Prof Sophia Ananiadou - research
I have published over 165 peer reviewed publications in journals and conferences. My main contributions are in the area of natural language processing, and in particular computational terminology and biomedical text mining. My work in computational terminology and term recognition led to the development of the C-value method for automatic term recognition which has been adopted as a standard method internationally. It is now used by one of the most widely accessed text mining services of the National Centre for Text Mining. In 2006, I edited the first book on biomedical text mining, which is also used as a textbook.
I have published in high impact factor journals such Trends in Bioinformatics (IF 6.909), Nucleic Acids Research (IF 7.479), Bioinformatics (IF 5.039), Briefings in Bioinformatics (IF 4.415); BMC Bioinformatics (IF 3.49); PLoS One 4.351. I have edited 2 special issues of BMC Bioinformatics and one of the Journal of Biomedical Informatics (IF 2.000). Citation index (WoK) had a six fold increase since 2006 and a two fold increase since 2009. The average citations per item increased from 3.15 in 2009 to 7.50 in 2011.

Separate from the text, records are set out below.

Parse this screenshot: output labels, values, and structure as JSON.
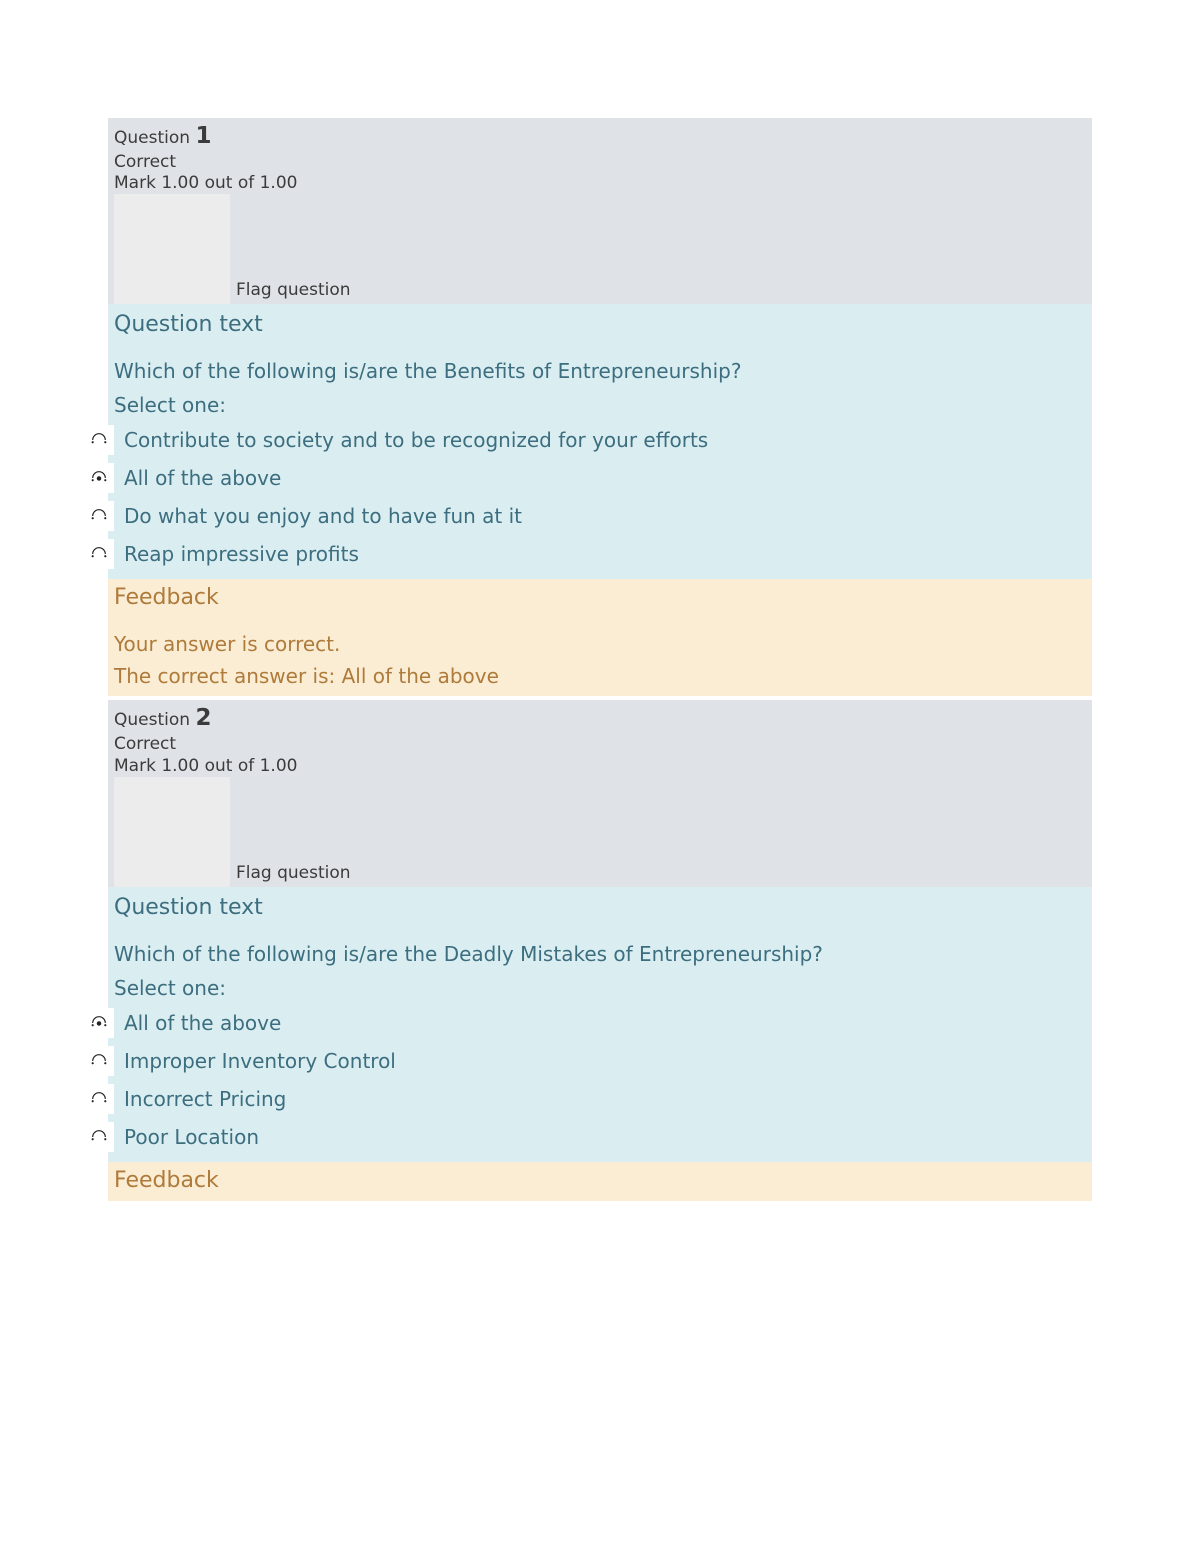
{
  "questions": [
    {
      "label": "Question",
      "number": "1",
      "status": "Correct",
      "mark": "Mark 1.00 out of 1.00",
      "flag": "Flag question",
      "bodyTitle": "Question text",
      "text": "Which of the following is/are the Benefits of Entrepreneurship?",
      "selectOne": "Select one:",
      "options": [
        {
          "label": "Contribute to society and to be recognized for your efforts",
          "selected": false
        },
        {
          "label": "All of the above",
          "selected": true
        },
        {
          "label": "Do what you enjoy and to have fun at it",
          "selected": false
        },
        {
          "label": "Reap impressive profits",
          "selected": false
        }
      ],
      "feedbackTitle": "Feedback",
      "feedbackCorrect": "Your answer is correct.",
      "feedbackAnswer": "The correct answer is: All of the above"
    },
    {
      "label": "Question",
      "number": "2",
      "status": "Correct",
      "mark": "Mark 1.00 out of 1.00",
      "flag": "Flag question",
      "bodyTitle": "Question text",
      "text": "Which of the following is/are the Deadly Mistakes of Entrepreneurship?",
      "selectOne": "Select one:",
      "options": [
        {
          "label": "All of the above",
          "selected": true
        },
        {
          "label": "Improper Inventory Control",
          "selected": false
        },
        {
          "label": "Incorrect Pricing",
          "selected": false
        },
        {
          "label": "Poor Location",
          "selected": false
        }
      ],
      "feedbackTitle": "Feedback",
      "feedbackCorrect": "",
      "feedbackAnswer": ""
    }
  ],
  "colors": {
    "headerBg": "#dfe3e8",
    "flagBg": "#ececec",
    "bodyBg": "#daeef2",
    "feedbackBg": "#fbecd4",
    "headerText": "#3b3b3b",
    "bodyText": "#3c6e7f",
    "feedbackText": "#ae7b3a"
  }
}
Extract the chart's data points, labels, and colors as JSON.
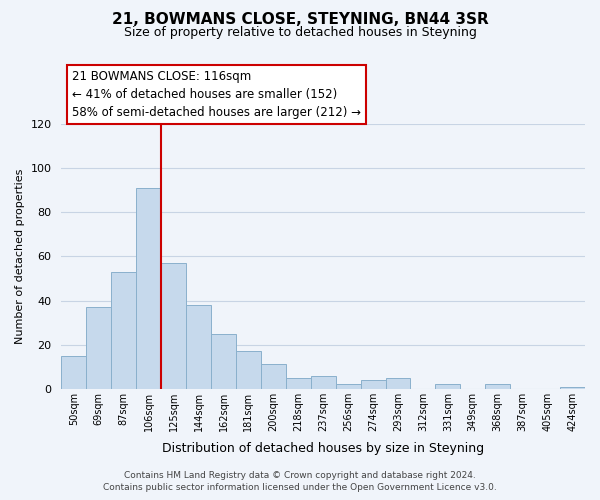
{
  "title": "21, BOWMANS CLOSE, STEYNING, BN44 3SR",
  "subtitle": "Size of property relative to detached houses in Steyning",
  "xlabel": "Distribution of detached houses by size in Steyning",
  "ylabel": "Number of detached properties",
  "bar_labels": [
    "50sqm",
    "69sqm",
    "87sqm",
    "106sqm",
    "125sqm",
    "144sqm",
    "162sqm",
    "181sqm",
    "200sqm",
    "218sqm",
    "237sqm",
    "256sqm",
    "274sqm",
    "293sqm",
    "312sqm",
    "331sqm",
    "349sqm",
    "368sqm",
    "387sqm",
    "405sqm",
    "424sqm"
  ],
  "bar_values": [
    15,
    37,
    53,
    91,
    57,
    38,
    25,
    17,
    11,
    5,
    6,
    2,
    4,
    5,
    0,
    2,
    0,
    2,
    0,
    0,
    1
  ],
  "bar_color": "#c6d9ec",
  "bar_edge_color": "#8ab0cc",
  "vline_x_idx": 3,
  "vline_color": "#cc0000",
  "ylim": [
    0,
    120
  ],
  "yticks": [
    0,
    20,
    40,
    60,
    80,
    100,
    120
  ],
  "annotation_title": "21 BOWMANS CLOSE: 116sqm",
  "annotation_line1": "← 41% of detached houses are smaller (152)",
  "annotation_line2": "58% of semi-detached houses are larger (212) →",
  "annotation_box_color": "#ffffff",
  "annotation_box_edge": "#cc0000",
  "footer_line1": "Contains HM Land Registry data © Crown copyright and database right 2024.",
  "footer_line2": "Contains public sector information licensed under the Open Government Licence v3.0.",
  "bg_color": "#f0f4fa",
  "grid_color": "#c8d4e4"
}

In Natural Language Processing (NLP), high quality conferences are considered of equal value to journal publications, especially given the limited number of specialized journals in the field. The prime conferences in NLP have typically an acceptance rate of 15% to 20%; these include Association for Computational Linguistics (ACL), North American Chapter of the Association for Computational Linguistics - Human Language Technologies (NACCL-HLT), European Chapter of the Association for Computational Linguistics (EACL), International Conference on Computational Linguistics (COLING) and Empirical Methods of Natural Language Processing (EMNLP). I have over 25 publications in these conferences. I am an associated editor of the journal Computational Intelligence, impact factor 5.378
My H-Index stands at 23 (Google Scholar).
In 2010, I supervised the team NaCTeM in the critical assessment of information extraction in biology BioCreAtIvE III protein-protein interaction (PPI) challenge and achieved the best performance, in what was considered the most challenging task, the Interaction Method Task (IMT). This involves automatically detecting experimental techniques used in research articles that support given PPIs. Such detection is crucial not only for the correct annotation of experimentally determined protein interactions but also for other annotations such as evidence codes in Gene Ontology and assigning other controlled vocabulary terms to an article. Among systems submitted by eight international teams, NaCTeM's yielded the best overall performance as measured by a range of evaluation metrics.